Only a real grouch would begrudge Proulx her financial stability; though; she describes her French Canadian family as "a poor, mostly illiterate, rural clan of laborers unable to break out of the loop of continuing poverty and misery until my father, George Napoleon Proulx, managed it," adding that "[m]aybe he was right to put behind him all blood ties, to forgo the history, the Quebec language, culture and religion, to make his own world as so many Americans have done."

Proulx also aims to make her own world, especially at Bird Cloud (named for a particularly striking cloud formation). She craves beauty, isolation, books, space, a house in harmony with its surroundings. But as anyone who has attempted a construction project knows, the delays, problems and miscommunications are enough to drive the calmest soul mad. Sometimes Proulx keeps her sense of humor (one chapter is titled "The Iron Enters My Soul"). Sometimes she makes lists. ("I am afraid I don’t have enough money for the whole enchilada" is the No. 1 reason to quit). Some revelations are less than thrilling: "I was slow to learn that delays and long waits are part of building."

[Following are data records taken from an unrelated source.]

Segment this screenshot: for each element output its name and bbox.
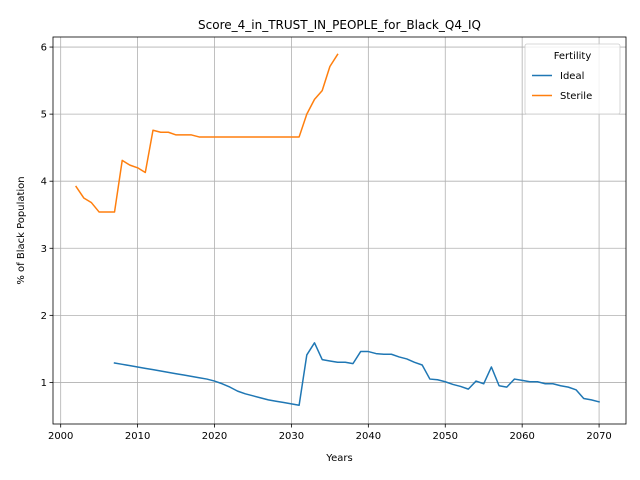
y-tick-label: 4 xyxy=(41,177,47,188)
x-axis-label: Years xyxy=(325,453,352,464)
axis-ticks: 2000 2010 2020 2030 2040 2050 2060 2070 1 2 3 4 5 6 xyxy=(41,43,612,442)
legend-label-ideal: Ideal xyxy=(560,71,584,82)
series-layer xyxy=(75,53,600,406)
x-tick-label: 2030 xyxy=(279,431,304,442)
x-tick-label: 2050 xyxy=(433,431,458,442)
legend-box xyxy=(524,43,621,115)
y-axis-label: % of Black Population xyxy=(16,176,27,284)
x-tick-label: 2040 xyxy=(356,431,381,442)
x-tick-label: 2070 xyxy=(586,431,611,442)
y-tick-label: 1 xyxy=(41,378,47,389)
x-tick-label: 2020 xyxy=(202,431,227,442)
series-line-sterile xyxy=(75,53,339,213)
chart-title: Score_4_in_TRUST_IN_PEOPLE_for_Black_Q4_… xyxy=(198,18,481,32)
series-line-ideal xyxy=(113,342,600,406)
y-tick-label: 5 xyxy=(41,110,47,121)
axes-frame xyxy=(52,36,627,425)
x-tick-label: 2000 xyxy=(48,431,73,442)
x-tick-label: 2060 xyxy=(509,431,534,442)
legend-label-sterile: Sterile xyxy=(560,91,592,102)
legend-title: Fertility xyxy=(554,51,592,62)
y-tick-label: 3 xyxy=(41,244,47,255)
y-tick-label: 2 xyxy=(41,311,47,322)
x-tick-label: 2010 xyxy=(125,431,150,442)
y-tick-label: 6 xyxy=(41,43,47,54)
legend: Fertility Ideal Sterile xyxy=(524,43,621,115)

The book’s best part arrives late, like Wyoming wildflowers. In the final chapter, Proulx chronicles a year in the life of the birds that live along the cliffs: bald eagles, golden eagles, a contentious prairie falcon, ravens, magpies and finches. It’s a wonderful slice of nature that reflects Proulx’s avid curiosity and the frailties and strengths of nature, much more compelling than the quest for the perfect dining-room floor.